Coupling ventilated semi-transparent photovoltaic windows with air-conditioning systems: electrical, thermal, and daylight performance across diverse cooling-season climates in China for varying window-to-wall ratios

Building-integrated photovoltaic (BIPV) technology offers a promising solution for combining electricity generation with architectural functionality. Building on a previous study that introduced an innovative semi-transparent photovoltaic window (STPV-W) system integrated with an air-conditioning system, this research quantitatively evaluates its energy and daylighting performance under varying window-to-wall ratios (WWRs) across five representative cooling-season climates in China: Beijing, Hefei, Guangzhou, Haikou, and Urumqi. Electrical and thermal performance was simulated using energy balance equations in a Matlab environment, while daylighting performance was analyzed through DesignBuilder software to assess natural light distribution and artificial lighting demand.

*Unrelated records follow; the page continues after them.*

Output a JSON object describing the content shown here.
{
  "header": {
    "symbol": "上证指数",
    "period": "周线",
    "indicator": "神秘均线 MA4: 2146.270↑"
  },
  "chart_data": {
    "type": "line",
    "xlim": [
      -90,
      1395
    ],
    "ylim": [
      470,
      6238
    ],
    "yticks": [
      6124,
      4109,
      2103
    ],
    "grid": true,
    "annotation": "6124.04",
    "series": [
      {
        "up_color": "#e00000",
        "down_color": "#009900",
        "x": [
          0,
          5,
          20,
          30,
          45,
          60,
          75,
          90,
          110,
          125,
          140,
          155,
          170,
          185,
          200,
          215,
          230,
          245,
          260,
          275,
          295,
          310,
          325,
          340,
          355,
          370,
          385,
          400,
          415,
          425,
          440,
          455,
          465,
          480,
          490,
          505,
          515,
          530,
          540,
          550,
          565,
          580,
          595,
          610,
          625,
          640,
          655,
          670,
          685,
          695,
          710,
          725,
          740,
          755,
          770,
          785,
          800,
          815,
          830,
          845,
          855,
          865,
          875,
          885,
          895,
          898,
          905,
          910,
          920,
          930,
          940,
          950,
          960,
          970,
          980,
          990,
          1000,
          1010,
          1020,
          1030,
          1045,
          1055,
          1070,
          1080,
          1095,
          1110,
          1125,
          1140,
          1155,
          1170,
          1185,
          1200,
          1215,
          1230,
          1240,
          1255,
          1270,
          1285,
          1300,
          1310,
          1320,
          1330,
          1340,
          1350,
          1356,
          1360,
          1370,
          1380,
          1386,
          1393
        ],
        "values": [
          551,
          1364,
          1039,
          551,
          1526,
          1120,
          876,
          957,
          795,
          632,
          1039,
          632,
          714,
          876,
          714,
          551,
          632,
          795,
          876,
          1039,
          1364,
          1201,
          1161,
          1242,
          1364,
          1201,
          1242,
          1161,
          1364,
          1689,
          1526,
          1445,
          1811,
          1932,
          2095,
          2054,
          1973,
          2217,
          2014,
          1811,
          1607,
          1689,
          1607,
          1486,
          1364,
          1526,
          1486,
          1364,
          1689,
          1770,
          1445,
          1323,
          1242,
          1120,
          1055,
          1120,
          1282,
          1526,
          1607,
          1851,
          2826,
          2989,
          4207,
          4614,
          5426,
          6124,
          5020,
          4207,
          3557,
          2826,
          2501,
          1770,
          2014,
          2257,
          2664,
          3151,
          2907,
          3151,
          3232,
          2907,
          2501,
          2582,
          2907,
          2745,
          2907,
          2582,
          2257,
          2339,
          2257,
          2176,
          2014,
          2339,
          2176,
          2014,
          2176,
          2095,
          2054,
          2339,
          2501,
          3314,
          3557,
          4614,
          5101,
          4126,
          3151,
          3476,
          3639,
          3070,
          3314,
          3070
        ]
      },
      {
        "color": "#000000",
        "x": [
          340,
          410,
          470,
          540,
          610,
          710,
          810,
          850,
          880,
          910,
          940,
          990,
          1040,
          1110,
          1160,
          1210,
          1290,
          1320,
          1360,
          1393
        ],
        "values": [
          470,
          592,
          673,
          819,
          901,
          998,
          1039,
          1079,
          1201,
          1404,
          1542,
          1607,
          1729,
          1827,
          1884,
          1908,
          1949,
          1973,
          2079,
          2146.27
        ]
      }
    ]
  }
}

Results show that increasing the WWR significantly boosts summer electricity generation, with Beijing achieving the highest output (676.18 kWh at 100 % WWR). Heat recovery performance improves sharply up to 60 % WWR but shows diminishing returns beyond 80 %. Cooling energy consumption decreases with WWR increases up to 80 % but rises slightly at higher WWRs. Daylighting analysis reveals glare-free performance at WWR ≤40 %, while higher WWRs lead to perceivable glare in most cities. Overall, increasing the WWR reduces net energy consumption by 62.22 %–68.11 % across the cities, with greater savings in higher-latitude regions. These findings offer valuable insights for optimizing coupled STPV window and air-conditioning system designs to achieve energy-efficient buildings across diverse climates.